Modulation of K+ channels by arachidonic acid in T84 cells. I. Inhibition of the Ca2+-dependent K+ channel

Abstract

The Cl− secretory response of colonic cells to Ca2+-mediated agonists is transient despite a sustained elevation of intracellular Ca2+. We evaluated the effects of second messengers proposed to limit Ca2+-mediated Cl− secretion on the basolateral membrane, Ca2+-dependent K+ channel (KCa) in colonic secretory cells, T84. Neither protein kinase C (PKC) nor inositol tetrakisphosphate (1,3,4,5 or 3,4,5,6 form) affected KCa in excised inside-out patches. In contrast, arachidonic acid (AA; 3 μM) potently inhibited KCa, reducing NP o, the product of number of channels and channel open probability, by 95%. The apparent inhibition constant for this AA effect was 425 nM. AA inhibited KCa in the presence of both indomethacin and nordihydroguaiaretic acid, blockers of the cyclooxygenase and lipoxygenase pathways.

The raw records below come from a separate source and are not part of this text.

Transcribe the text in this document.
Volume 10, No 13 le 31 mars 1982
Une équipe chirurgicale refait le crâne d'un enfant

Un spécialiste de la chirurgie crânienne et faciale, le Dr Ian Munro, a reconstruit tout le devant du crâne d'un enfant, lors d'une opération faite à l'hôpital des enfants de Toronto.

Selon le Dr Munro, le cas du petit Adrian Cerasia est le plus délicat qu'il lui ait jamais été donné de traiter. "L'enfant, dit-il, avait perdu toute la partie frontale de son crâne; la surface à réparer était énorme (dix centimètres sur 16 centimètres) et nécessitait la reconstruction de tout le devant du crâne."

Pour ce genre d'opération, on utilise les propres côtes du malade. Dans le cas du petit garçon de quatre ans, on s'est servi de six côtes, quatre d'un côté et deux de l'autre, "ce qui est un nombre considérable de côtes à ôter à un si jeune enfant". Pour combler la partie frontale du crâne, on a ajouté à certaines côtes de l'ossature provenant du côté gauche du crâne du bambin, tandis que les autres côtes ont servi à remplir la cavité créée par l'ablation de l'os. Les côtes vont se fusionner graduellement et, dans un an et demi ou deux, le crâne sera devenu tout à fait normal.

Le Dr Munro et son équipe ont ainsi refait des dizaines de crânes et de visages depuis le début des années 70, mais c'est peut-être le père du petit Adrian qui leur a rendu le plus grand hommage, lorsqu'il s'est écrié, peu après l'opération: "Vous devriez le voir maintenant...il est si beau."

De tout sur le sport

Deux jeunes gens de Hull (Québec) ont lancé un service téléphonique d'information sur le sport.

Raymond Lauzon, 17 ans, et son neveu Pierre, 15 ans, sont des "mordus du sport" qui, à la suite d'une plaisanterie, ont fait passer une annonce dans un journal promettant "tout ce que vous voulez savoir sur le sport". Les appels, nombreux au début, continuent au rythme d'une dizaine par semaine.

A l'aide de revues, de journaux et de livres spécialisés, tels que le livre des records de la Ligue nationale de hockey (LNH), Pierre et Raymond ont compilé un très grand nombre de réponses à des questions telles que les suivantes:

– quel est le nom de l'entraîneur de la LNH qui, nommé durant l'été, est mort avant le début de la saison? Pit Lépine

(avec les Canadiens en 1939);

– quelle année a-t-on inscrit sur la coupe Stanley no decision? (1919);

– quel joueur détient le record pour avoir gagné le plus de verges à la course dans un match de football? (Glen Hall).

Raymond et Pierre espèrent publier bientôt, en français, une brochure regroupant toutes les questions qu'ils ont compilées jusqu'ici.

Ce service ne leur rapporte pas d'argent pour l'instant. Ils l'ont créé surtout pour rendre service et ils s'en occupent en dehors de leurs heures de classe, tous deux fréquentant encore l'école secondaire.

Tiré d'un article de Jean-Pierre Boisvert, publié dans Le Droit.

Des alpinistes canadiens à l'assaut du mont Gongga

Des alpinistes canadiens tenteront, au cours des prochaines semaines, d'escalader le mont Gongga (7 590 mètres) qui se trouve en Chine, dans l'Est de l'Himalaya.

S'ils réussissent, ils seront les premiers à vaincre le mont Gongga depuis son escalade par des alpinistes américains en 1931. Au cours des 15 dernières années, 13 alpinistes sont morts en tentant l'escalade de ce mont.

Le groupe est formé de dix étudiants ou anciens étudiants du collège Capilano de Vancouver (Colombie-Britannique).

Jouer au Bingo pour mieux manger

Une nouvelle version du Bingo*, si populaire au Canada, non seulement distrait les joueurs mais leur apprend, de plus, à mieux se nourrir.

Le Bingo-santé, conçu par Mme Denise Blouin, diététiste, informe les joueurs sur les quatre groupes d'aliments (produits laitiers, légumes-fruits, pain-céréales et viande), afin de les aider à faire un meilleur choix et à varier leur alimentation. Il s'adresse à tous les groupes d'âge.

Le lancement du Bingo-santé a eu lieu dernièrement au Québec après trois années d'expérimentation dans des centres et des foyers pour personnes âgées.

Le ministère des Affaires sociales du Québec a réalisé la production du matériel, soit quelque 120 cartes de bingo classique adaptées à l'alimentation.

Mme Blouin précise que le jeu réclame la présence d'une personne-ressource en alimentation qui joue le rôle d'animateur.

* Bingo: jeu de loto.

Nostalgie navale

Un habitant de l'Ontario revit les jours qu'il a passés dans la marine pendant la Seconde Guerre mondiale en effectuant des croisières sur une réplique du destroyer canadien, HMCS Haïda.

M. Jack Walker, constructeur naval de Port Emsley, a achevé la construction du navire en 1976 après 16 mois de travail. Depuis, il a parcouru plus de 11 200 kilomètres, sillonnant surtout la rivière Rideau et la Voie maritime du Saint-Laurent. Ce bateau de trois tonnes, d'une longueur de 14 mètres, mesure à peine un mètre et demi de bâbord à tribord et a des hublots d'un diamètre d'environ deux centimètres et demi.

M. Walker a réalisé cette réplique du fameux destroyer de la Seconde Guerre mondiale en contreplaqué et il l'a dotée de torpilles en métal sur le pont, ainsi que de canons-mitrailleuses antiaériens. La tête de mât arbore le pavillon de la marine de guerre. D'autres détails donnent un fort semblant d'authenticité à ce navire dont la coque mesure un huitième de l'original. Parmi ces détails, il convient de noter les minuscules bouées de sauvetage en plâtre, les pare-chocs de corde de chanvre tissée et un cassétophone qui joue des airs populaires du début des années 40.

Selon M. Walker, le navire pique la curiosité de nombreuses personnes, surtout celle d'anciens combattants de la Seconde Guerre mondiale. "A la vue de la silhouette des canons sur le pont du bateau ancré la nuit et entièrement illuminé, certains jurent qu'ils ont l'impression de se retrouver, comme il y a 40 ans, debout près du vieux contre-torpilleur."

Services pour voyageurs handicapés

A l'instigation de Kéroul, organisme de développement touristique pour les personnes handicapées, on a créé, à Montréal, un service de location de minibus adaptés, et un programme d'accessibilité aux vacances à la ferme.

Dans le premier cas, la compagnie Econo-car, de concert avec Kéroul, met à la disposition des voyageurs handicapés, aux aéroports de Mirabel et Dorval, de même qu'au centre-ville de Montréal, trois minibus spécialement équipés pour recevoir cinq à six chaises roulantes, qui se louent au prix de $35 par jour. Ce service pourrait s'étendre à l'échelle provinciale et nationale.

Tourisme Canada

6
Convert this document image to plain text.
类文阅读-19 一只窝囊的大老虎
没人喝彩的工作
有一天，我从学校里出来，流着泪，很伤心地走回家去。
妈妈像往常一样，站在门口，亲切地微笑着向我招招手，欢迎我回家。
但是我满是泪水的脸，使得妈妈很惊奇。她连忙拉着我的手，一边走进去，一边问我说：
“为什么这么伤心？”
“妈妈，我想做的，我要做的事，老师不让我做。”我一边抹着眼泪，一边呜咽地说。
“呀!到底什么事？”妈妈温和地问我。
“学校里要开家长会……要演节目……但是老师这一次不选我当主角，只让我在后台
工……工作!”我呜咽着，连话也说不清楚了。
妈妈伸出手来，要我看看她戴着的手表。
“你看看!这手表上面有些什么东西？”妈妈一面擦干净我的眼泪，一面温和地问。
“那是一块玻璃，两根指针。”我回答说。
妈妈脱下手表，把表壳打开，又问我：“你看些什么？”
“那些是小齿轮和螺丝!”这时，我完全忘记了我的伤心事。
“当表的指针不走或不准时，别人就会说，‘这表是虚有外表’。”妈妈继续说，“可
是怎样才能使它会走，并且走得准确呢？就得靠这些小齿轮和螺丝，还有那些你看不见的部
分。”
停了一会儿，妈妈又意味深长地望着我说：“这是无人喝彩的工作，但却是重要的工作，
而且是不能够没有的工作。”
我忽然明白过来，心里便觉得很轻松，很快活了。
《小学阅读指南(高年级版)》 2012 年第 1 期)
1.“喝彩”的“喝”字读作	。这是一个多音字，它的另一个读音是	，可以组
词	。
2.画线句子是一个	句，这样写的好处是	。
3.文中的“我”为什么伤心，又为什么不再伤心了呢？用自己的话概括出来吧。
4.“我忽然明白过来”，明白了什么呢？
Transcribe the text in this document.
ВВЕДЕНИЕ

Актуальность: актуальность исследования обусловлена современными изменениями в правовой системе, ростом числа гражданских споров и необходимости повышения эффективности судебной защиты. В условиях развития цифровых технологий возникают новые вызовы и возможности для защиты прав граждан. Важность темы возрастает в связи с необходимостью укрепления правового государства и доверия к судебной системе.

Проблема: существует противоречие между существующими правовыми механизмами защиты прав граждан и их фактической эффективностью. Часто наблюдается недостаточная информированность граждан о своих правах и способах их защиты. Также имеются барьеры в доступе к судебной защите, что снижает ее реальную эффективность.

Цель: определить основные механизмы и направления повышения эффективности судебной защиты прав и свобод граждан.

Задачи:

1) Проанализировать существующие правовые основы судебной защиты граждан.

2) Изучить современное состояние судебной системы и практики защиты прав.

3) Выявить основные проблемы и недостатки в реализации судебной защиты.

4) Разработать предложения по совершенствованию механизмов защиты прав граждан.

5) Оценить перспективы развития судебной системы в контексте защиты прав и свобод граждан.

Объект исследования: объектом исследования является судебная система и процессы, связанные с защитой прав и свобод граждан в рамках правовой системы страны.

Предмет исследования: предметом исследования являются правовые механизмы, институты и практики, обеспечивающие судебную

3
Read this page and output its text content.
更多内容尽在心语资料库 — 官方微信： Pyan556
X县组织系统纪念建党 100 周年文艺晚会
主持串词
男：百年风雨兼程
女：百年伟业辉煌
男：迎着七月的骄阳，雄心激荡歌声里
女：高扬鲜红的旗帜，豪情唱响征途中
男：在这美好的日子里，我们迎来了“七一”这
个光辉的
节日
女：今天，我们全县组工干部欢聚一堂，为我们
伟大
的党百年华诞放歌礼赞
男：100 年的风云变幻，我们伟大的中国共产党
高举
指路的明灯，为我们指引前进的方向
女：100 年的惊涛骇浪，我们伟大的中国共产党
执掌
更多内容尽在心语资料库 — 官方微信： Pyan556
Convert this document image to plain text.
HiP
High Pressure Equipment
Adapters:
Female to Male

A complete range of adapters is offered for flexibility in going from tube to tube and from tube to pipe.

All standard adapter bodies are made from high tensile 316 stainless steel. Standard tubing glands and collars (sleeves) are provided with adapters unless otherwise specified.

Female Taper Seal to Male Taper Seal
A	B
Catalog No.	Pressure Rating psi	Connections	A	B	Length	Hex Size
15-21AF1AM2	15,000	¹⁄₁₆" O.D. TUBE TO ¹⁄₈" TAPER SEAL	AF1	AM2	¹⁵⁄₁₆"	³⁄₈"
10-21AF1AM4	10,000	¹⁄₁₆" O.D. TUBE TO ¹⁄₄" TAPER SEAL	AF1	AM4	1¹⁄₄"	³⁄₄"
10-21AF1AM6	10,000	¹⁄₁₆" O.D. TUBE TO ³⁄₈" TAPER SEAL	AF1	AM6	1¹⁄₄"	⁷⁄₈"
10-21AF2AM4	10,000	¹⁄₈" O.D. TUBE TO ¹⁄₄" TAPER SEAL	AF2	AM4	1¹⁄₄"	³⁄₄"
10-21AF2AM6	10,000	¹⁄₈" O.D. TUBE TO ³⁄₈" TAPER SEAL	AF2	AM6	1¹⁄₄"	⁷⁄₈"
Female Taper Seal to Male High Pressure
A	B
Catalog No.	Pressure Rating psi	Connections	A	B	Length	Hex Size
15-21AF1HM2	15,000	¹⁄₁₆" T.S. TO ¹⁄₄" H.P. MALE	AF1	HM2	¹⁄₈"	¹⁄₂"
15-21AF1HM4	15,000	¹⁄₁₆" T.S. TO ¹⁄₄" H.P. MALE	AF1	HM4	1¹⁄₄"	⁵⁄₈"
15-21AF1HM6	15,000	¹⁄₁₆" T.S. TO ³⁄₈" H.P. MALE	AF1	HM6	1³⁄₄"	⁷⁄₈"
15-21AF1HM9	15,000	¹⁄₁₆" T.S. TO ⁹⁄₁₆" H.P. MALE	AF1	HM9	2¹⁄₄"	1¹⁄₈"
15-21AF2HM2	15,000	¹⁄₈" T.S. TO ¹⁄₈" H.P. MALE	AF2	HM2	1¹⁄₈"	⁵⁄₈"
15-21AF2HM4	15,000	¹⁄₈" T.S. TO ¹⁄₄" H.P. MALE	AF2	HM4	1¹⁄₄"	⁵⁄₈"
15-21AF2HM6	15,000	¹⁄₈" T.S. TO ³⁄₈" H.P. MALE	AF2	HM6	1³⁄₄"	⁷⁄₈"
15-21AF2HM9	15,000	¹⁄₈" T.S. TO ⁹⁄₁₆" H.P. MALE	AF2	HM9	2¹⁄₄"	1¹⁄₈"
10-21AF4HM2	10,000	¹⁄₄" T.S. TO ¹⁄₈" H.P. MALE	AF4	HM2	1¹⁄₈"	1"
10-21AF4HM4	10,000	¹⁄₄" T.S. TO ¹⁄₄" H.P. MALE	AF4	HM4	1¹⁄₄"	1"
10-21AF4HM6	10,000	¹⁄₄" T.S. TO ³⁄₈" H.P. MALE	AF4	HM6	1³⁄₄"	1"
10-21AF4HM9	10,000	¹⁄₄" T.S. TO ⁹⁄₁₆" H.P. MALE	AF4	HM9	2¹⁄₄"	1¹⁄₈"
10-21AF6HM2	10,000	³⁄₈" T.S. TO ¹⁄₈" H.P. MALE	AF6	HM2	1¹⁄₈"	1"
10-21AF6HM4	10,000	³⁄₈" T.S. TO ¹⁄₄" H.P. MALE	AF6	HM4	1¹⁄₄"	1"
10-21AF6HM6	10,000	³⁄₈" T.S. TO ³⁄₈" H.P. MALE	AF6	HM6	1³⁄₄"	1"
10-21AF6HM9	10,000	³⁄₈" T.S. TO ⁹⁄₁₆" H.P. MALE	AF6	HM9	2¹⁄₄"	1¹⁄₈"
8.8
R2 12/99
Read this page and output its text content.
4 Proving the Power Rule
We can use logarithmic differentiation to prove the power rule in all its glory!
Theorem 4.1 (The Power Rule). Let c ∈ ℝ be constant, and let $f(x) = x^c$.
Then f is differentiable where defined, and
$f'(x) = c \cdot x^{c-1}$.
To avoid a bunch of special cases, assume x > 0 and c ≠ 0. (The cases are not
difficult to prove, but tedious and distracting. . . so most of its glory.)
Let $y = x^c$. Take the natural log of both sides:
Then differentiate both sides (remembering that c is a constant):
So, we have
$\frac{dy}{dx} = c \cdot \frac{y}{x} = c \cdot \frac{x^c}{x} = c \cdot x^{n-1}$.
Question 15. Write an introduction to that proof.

In the presence of albumin, the effect of AA on KCa was reversed. A similar effect of AA was observed on KCa during outside-out recording. We determined also the effect of the cis-unsaturated fatty acid linoleate, the trans-unsaturated fatty acid elaidate, and the saturated fatty acid myristate. At 3 μM, all of these fatty acids inhibited KCa, reducing NP o by 72–86%. Finally, the effect of the cytosolic phospholipase A2 inhibitor arachidonyltrifluoromethyl ketone (AACOCF3) on the carbachol-induced short-circuit current ( I sc) response was determined. In the presence of AACOCF3, the peak carbachol-induced I sc response was increased ∼2.5-fold. Our results suggest that AA generation induced by Ca2+-mediated agonists may contribute to the dissociation observed between the rise in intracellular Ca2+ evoked by these agonists and the associated Cl− secretory response.